As published on financemagnates.com, Monday 8 March, 2021.
The United States Internal Revenue Services (IRS) is stepping up its efforts in detecting cryptocurrency tax evasion and fraud with the launch of a dedicated program called ‘Operation Hidden Treasure’.
First reported by Forbes, the program was first revealed to the public last week by Damon Rowe, the tax agency’s Director of the Office of Fraud Enforcement when speaking at the Federal Bar Association’s virtual tax conference.
The program was launched as a joint effort between the IRS’s civil office of fraud enforcement and its criminal investigation units. The participating agents are trained in cryptocurrency and virtual currency tracking.
The primary goal of the program is to track the cryptocurrency incomes of American taxpayers who failed to report them for tax purposes.
As Carolyn Schenck, National Fraud Counsel in the IRS Office of Chief Counsel, explained, the agency is identifying tax evaders using various ‘tax evasion signatures’, one of which is ‘structuring’ with which taxpayers structure their transactions of less than $10,000 to avoid certain tax obligations.
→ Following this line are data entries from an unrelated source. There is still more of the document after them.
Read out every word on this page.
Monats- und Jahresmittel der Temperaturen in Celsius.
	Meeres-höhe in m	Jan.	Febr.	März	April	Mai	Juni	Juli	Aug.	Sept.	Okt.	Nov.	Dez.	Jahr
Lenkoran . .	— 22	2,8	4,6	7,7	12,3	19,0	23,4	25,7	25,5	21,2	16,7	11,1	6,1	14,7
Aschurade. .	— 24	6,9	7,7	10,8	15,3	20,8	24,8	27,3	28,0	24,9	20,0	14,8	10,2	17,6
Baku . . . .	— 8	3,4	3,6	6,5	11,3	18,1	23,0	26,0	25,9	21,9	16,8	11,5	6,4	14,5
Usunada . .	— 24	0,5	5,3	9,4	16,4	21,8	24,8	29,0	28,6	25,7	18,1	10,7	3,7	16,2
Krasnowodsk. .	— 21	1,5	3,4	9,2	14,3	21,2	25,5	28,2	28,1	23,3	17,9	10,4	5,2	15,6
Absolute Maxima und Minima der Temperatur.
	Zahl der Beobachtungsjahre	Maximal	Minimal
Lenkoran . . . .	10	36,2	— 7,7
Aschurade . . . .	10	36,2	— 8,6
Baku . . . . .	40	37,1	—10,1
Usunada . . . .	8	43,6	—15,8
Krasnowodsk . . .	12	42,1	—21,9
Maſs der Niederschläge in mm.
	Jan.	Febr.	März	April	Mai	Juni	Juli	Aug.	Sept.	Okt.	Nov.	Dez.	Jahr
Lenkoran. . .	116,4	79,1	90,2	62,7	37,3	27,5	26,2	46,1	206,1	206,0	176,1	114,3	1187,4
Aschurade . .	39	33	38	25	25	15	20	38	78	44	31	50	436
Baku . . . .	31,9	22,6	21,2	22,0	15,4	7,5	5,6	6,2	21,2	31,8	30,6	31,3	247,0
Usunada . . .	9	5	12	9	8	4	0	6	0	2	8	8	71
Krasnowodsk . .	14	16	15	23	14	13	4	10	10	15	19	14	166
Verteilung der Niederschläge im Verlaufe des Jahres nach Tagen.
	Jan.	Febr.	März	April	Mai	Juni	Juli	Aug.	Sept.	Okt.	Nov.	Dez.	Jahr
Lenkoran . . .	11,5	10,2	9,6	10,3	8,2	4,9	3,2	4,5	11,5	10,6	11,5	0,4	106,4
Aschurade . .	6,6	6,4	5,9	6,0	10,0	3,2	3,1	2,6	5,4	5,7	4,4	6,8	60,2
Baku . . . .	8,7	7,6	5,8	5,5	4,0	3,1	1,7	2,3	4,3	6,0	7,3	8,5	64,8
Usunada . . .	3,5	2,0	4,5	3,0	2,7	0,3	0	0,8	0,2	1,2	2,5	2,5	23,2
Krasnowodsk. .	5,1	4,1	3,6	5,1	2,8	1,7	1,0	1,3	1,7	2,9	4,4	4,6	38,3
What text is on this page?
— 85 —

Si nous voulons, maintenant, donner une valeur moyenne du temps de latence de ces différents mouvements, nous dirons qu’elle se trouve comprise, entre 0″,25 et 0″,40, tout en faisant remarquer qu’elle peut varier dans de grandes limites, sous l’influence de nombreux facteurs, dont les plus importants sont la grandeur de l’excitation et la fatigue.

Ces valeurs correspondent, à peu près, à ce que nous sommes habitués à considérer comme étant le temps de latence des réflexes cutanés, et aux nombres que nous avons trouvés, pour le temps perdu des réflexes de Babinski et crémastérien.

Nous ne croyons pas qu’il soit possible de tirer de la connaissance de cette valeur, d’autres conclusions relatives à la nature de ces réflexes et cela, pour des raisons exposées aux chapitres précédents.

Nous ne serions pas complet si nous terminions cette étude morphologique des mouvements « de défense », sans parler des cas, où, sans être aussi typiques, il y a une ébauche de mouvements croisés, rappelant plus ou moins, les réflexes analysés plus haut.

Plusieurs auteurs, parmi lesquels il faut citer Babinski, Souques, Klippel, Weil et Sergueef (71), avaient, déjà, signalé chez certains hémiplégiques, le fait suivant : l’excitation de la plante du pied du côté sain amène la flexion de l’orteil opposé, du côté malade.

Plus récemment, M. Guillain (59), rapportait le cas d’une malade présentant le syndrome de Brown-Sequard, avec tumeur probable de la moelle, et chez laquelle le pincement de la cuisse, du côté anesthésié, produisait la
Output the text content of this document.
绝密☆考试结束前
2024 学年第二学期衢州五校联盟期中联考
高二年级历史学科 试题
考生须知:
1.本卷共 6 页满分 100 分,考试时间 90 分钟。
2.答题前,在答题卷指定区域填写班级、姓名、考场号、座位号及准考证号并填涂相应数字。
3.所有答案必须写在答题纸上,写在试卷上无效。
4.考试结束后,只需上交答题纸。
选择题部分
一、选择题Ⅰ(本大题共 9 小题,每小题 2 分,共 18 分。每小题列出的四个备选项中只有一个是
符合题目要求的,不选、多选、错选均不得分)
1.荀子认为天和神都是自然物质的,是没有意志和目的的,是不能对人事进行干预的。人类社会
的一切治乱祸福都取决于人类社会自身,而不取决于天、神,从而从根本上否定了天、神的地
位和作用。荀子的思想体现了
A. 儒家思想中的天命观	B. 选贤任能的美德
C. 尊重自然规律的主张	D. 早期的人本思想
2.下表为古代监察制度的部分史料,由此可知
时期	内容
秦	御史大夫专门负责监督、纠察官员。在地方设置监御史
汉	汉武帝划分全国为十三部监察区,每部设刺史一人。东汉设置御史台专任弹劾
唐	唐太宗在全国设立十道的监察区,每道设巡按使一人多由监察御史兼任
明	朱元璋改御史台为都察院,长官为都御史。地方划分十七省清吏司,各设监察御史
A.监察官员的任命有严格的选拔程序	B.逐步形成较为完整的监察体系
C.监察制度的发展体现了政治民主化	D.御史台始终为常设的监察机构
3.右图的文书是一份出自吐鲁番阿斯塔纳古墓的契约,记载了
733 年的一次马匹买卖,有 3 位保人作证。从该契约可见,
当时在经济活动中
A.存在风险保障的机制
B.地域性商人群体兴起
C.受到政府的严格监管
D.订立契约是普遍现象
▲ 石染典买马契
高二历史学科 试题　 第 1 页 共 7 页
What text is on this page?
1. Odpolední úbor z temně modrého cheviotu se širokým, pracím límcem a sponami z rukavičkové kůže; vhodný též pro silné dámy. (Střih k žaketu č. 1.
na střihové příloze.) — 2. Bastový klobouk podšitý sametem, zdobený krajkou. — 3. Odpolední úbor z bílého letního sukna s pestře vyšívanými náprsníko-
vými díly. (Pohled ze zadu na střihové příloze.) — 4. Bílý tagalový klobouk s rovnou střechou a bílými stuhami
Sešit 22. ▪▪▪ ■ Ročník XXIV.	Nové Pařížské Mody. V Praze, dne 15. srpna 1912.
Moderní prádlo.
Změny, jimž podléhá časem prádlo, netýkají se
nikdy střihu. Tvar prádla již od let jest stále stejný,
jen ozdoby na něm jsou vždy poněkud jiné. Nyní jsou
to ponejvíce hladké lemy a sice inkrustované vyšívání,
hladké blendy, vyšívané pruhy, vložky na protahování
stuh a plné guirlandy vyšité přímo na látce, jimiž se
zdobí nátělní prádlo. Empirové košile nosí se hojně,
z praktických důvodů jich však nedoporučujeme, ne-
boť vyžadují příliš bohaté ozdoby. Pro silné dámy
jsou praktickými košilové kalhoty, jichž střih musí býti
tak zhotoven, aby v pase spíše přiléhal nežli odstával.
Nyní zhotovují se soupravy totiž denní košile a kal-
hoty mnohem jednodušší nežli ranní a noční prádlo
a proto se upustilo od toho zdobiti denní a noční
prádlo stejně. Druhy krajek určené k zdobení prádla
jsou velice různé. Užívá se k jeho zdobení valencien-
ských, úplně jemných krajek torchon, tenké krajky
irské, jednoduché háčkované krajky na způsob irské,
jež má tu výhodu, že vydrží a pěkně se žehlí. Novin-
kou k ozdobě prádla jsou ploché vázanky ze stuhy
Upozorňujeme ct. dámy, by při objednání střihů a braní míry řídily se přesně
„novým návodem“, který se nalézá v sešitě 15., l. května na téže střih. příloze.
The agency is also working with third-party vendors to identify and investigate these tax evasion signatures.
As a part of the initiative, the IRS agents are reportedly being trained alongside the European Union Agency for Law Enforcement Cooperation (Europol).
Though taxing cryptocurrencies remain very hard on the part of the tax agencies, it became efficient over the years with the use of sophisticated technologies. To date, tens of thousands of US taxpayers received notices and warnings from the IRS for not reporting their crypto incomes. Though not officially admitted, details of these tax evaders were obtained from the Coinbase database.
Most recently, the IRS clarifies that the crypto investors buying cryptocurrencies with fiat need not have to declare their investments in Form 1040, but those incomes will be taxed under the standard capital gains structure.